On 22 April, I travelled to the town of Pulwama, which was scheduled to vote the next day. During the journey aboard the heavy motor vehicles that ply in the region, I attempted to strike a conversation with a fellow passenger about the elections, but was met with silence. When all the passengers had alighted, the driver told me, “He probably thought you are a cop. This area is full of sleuths who report to police and army,” and added that nobody would tell me “if they are voting or not.” In the town’s market, a 22-year-old who owns a mobile phone store agreed to speak to me on the condition of anonymity. I asked him if he would vote. “Never, I cannot deceive the ideals of our martyrs,” he said, referring to militants killed in gunfights. “Every vote cast is a vote to people who legitimise Indian rule over us.”
Pulwama—the site of the 14 February attack on a CRPF convoy that made international headlines—and its surrounding region of south Kashmir has borne the brunt of the state-wide crackdown that followed the attack. On 19 February, the union ministry of information and broadcasting asked the state administration to flag “resistance art” in the region. “It has been learnt that in Kashmir valley, there is an emerging trend of using different types of art to shape and promote an anti-India narrative,” stated the order.
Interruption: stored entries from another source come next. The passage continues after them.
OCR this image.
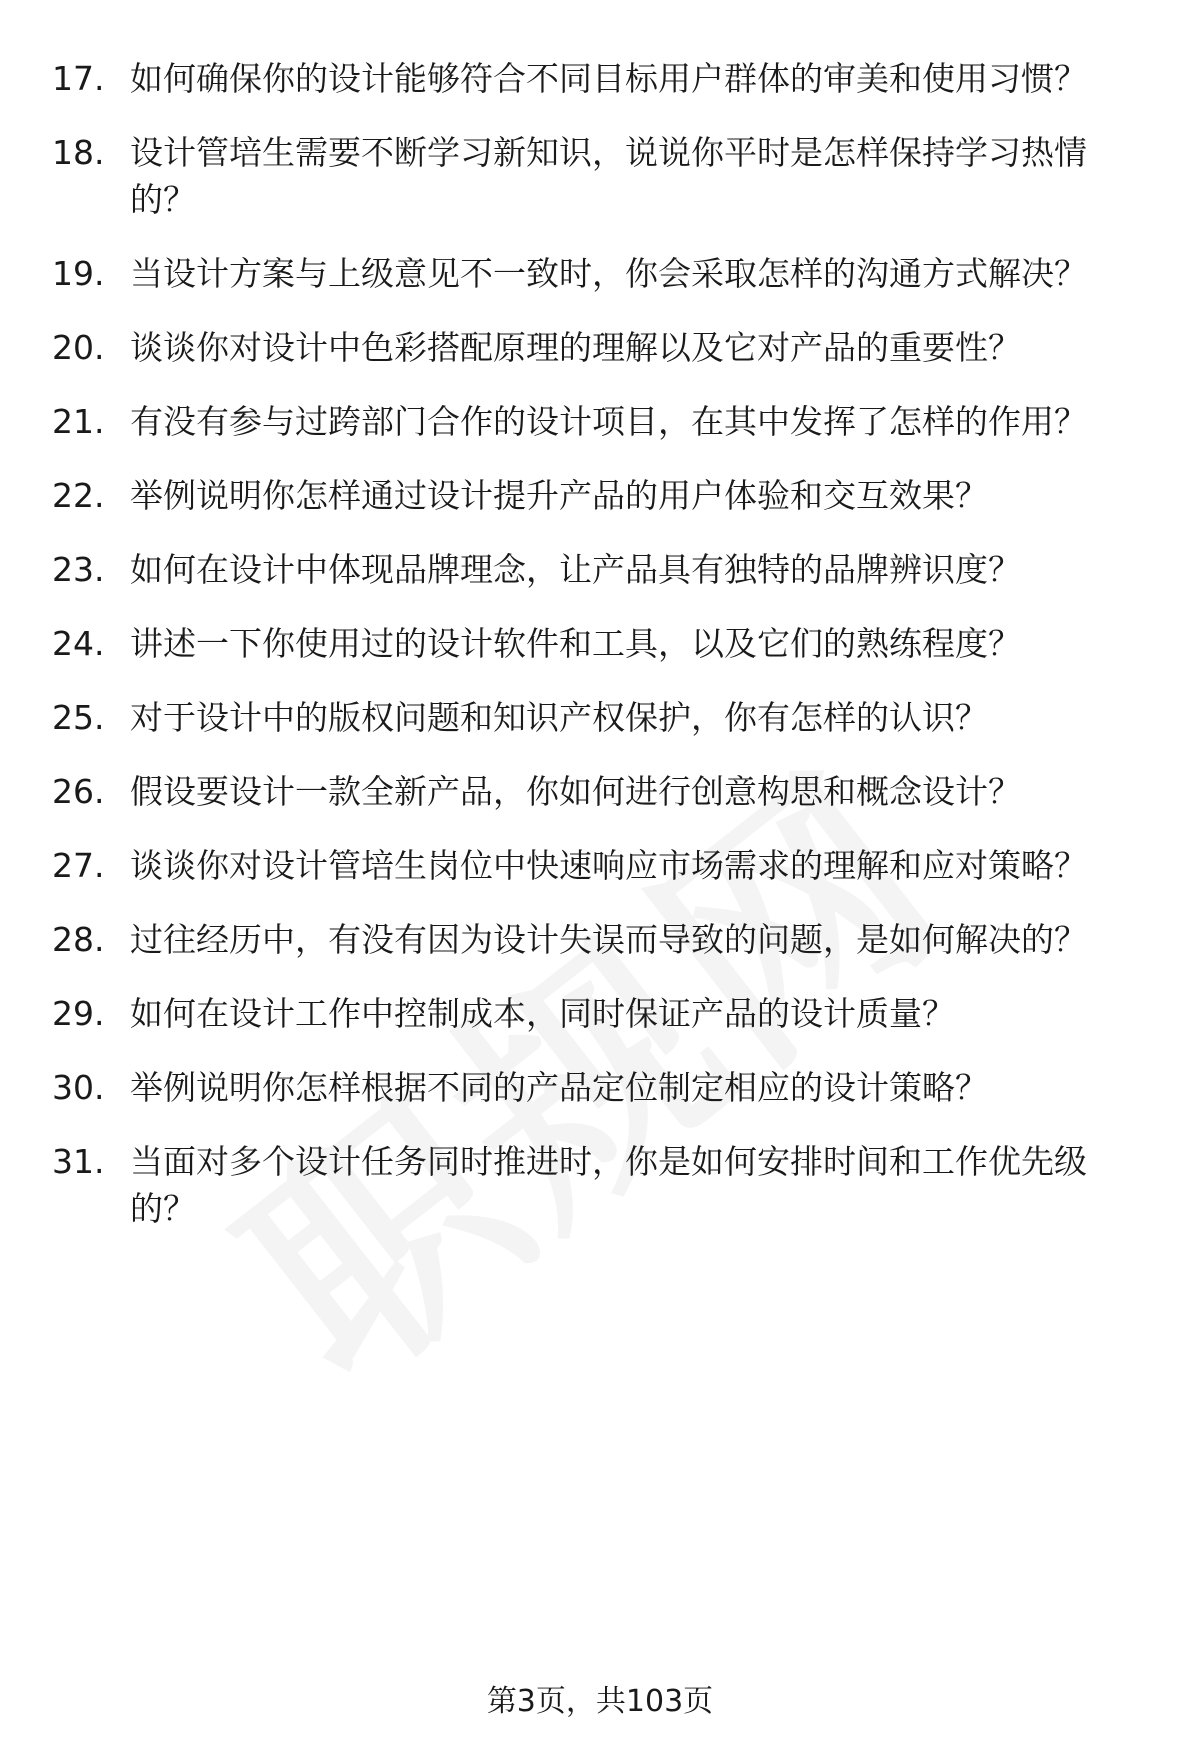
17. 如何确保你的设计能够符合不同目标用户群体的审美和使用习惯？
18. 设计管培生需要不断学习新知识，说说你平时是怎样保持学习热情的？
19. 当设计方案与上级意见不一致时，你会采取怎样的沟通方式解决？
20. 谈谈你对设计中色彩搭配原理的理解以及它对产品的重要性？
21. 有没有参与过跨部门合作的设计项目，在其中发挥了怎样的作用？
22. 举例说明你怎样通过设计提升产品的用户体验和交互效果？
23. 如何在设计中体现品牌理念，让产品具有独特的品牌辨识度？
24. 讲述一下你使用过的设计软件和工具，以及它们的熟练程度？
25. 对于设计中的版权问题和知识产权保护，你有怎样的认识？
26. 假设要设计一款全新产品，你如何进行创意构思和概念设计？
27. 谈谈你对设计管培生岗位中快速响应市场需求的理解和应对策略？
28. 过往经历中，有没有因为设计失误而导致的问题，是如何解决的？
29. 如何在设计工作中控制成本，同时保证产品的设计质量？
30. 举例说明你怎样根据不同的产品定位制定相应的设计策略？
31. 当面对多个设计任务同时推进时，你是如何安排时间和工作优先级的？
第3页，共103页
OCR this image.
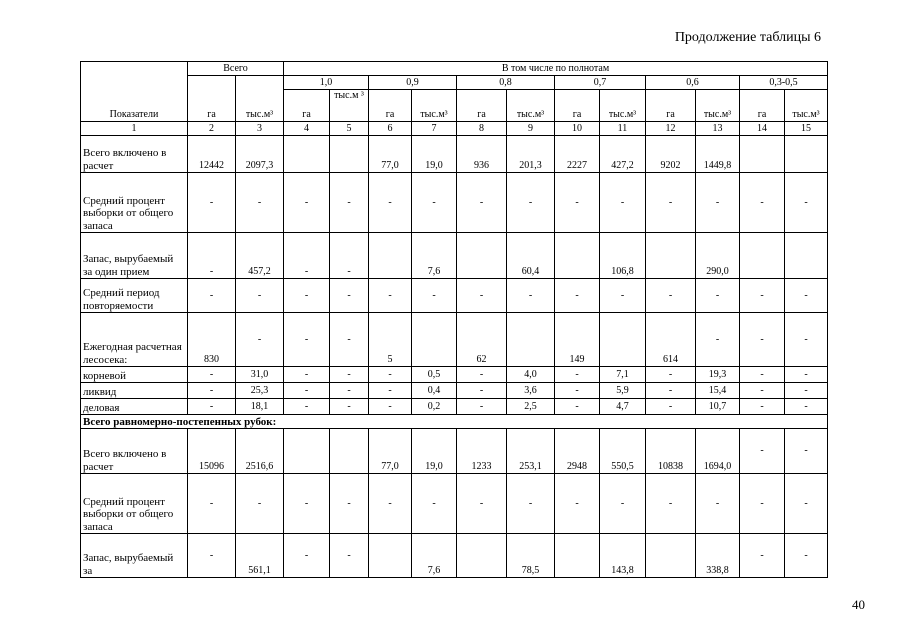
Продолжение таблицы 6
Показатели	Всего		В том числе по полнотам											
	га	тыс.м³	1,0		0,9		0,8		0,7		0,6		0,3-0,5	
			га	тыс.м ³	га	тыс.м³	га	тыс.м³	га	тыс.м³	га	тыс.м³	га	тыс.м³
1	2	3	4	5	6	7	8	9	10	11	12	13	14	15
Всего включено в расчет	12442	2097,3			77,0	19,0	936	201,3	2227	427,2	9202	1449,8		
Средний процент выборки от общего запаса	-	-	-	-	-	-	-	-	-	-	-	-	-	-
Запас, вырубаемый за один прием	-	457,2	-	-		7,6		60,4		106,8		290,0		
Средний период повторяемости	-	-	-	-	-	-	-	-	-	-	-	-	-	-
Ежегодная расчетная лесосека:	830	-	-	-	5		62		149		614	-	-	-
корневой	-	31,0	-	-	-	0,5	-	4,0	-	7,1	-	19,3	-	-
ликвид	-	25,3	-	-	-	0,4	-	3,6	-	5,9	-	15,4	-	-
деловая	-	18,1	-	-	-	0,2	-	2,5	-	4,7	-	10,7	-	-
Всего равномерно-постепенных рубок:														
Всего включено в расчет	15096	2516,6			77,0	19,0	1233	253,1	2948	550,5	10838	1694,0	-	-
Средний процент выборки от общего запаса	-	-	-	-	-	-	-	-	-	-	-	-	-	-
Запас, вырубаемый за	-	561,1	-	-		7,6		78,5		143,8		338,8	-	-
40
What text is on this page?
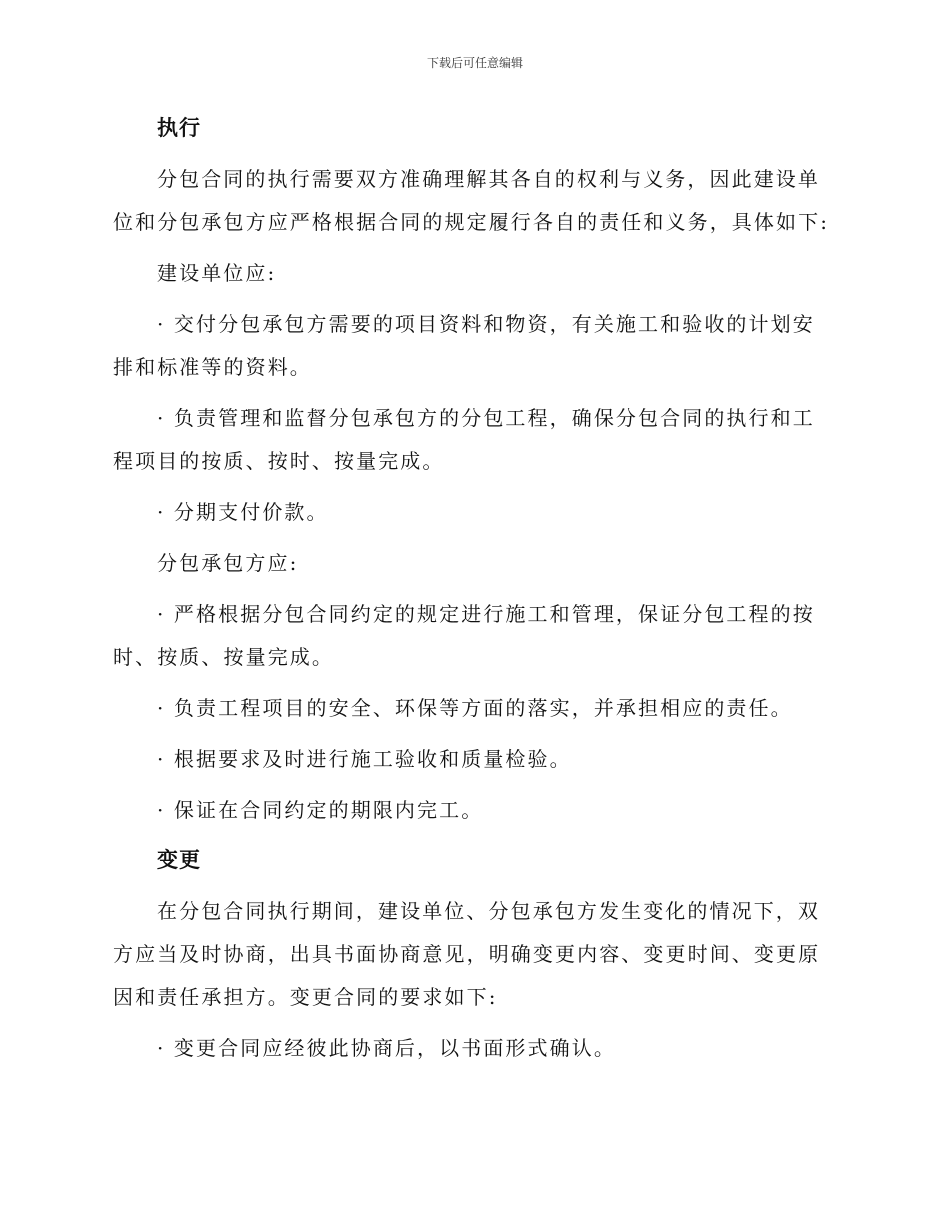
下载后可任意编辑
执行

分包合同的执行需要双方准确理解其各自的权利与义务，因此建设单位和分包承包方应严格根据合同的规定履行各自的责任和义务，具体如下:

建设单位应:

· 交付分包承包方需要的项目资料和物资，有关施工和验收的计划安排和标准等的资料。

· 负责管理和监督分包承包方的分包工程，确保分包合同的执行和工程项目的按质、按时、按量完成。

· 分期支付价款。

分包承包方应:

· 严格根据分包合同约定的规定进行施工和管理，保证分包工程的按时、按质、按量完成。

· 负责工程项目的安全、环保等方面的落实，并承担相应的责任。

· 根据要求及时进行施工验收和质量检验。

· 保证在合同约定的期限内完工。

变更

在分包合同执行期间，建设单位、分包承包方发生变化的情况下，双方应当及时协商，出具书面协商意见，明确变更内容、变更时间、变更原因和责任承担方。变更合同的要求如下:

· 变更合同应经彼此协商后，以书面形式确认。
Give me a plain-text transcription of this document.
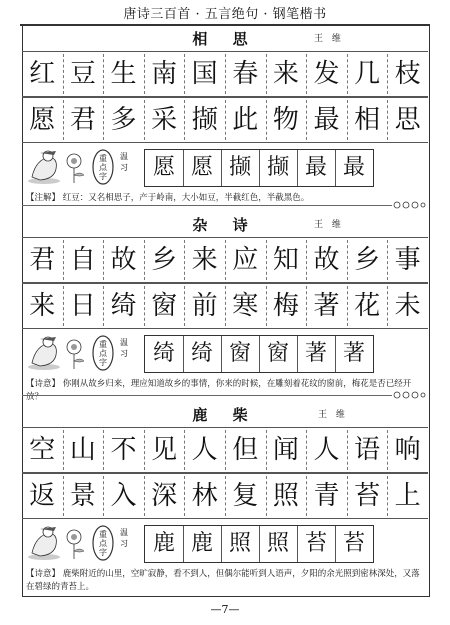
唐诗三百首 · 五言绝句 · 钢笔楷书
相 思	王 维
红 豆 生 南 国 春 来 发 几 枝
愿 君 多 采 撷 此 物 最 相 思
重
点
字
温习	愿 愿 撷 撷 最 最
【注解】 红豆：又名相思子，产于岭南，大小如豆，半截红色，半截黑色。
杂 诗	王 维
君 自 故 乡 来 应 知 故 乡 事
来 日 绮 窗 前 寒 梅 著 花 未
重
点
字
温习	绮 绮 窗 窗 著 著
【诗意】 你刚从故乡归来，理应知道故乡的事情，你来的时候，在雕刻着花纹的窗前，梅花是否已经开放？
鹿 柴	王 维
空 山 不 见 人 但 闻 人 语 响
返 景 入 深 林 复 照 青 苔 上
重
点
字
温习	鹿 鹿 照 照 苔 苔
【诗意】 鹿柴附近的山里，空旷寂静，看不到人，但偶尔能听到人语声，夕阳的余光照到密林深处，又落在碧绿的青苔上。
—7—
This was followed by a co-ordinated crackdown on separatist individuals and groups in the state via the Enforcement Directorate, the National Investigation Agency, the Jammu and Kashmir police and the income-tax department.
It began with a ban on the Jama’at-e-Islami Jammu and Kashmir—a socio-religious organisation that pursues the political agenda of complete autonomy for the state. Then, on 16 March, the state police released a list of 650 school teachers from across the state, who were suspected of “militancy related” activities. The list was complemented by an order that allowed a state-government drive against its employees whose “close relatives or extended family members are involved in separatist politics, militancy, cases of stone-throwing or have been linked to Jama’at.” On 22 March, the home ministry outlawed the separatist leader Yasin Malik’s Jammu and Kashmir Liberation Front. On 30 March, Satya Pal Malik, the governor of the state, formed a multi-disciplinary terror-monitoring group with a mandate to target “militant sympathisers” among “government employees, including teachers, who are providing covert or overt support to militant activities.” Subsequently, on April 18, the state government warned its employees against associating, directly or indirectly, with “unlawful associations” referring to the Jama’at and the JKLF.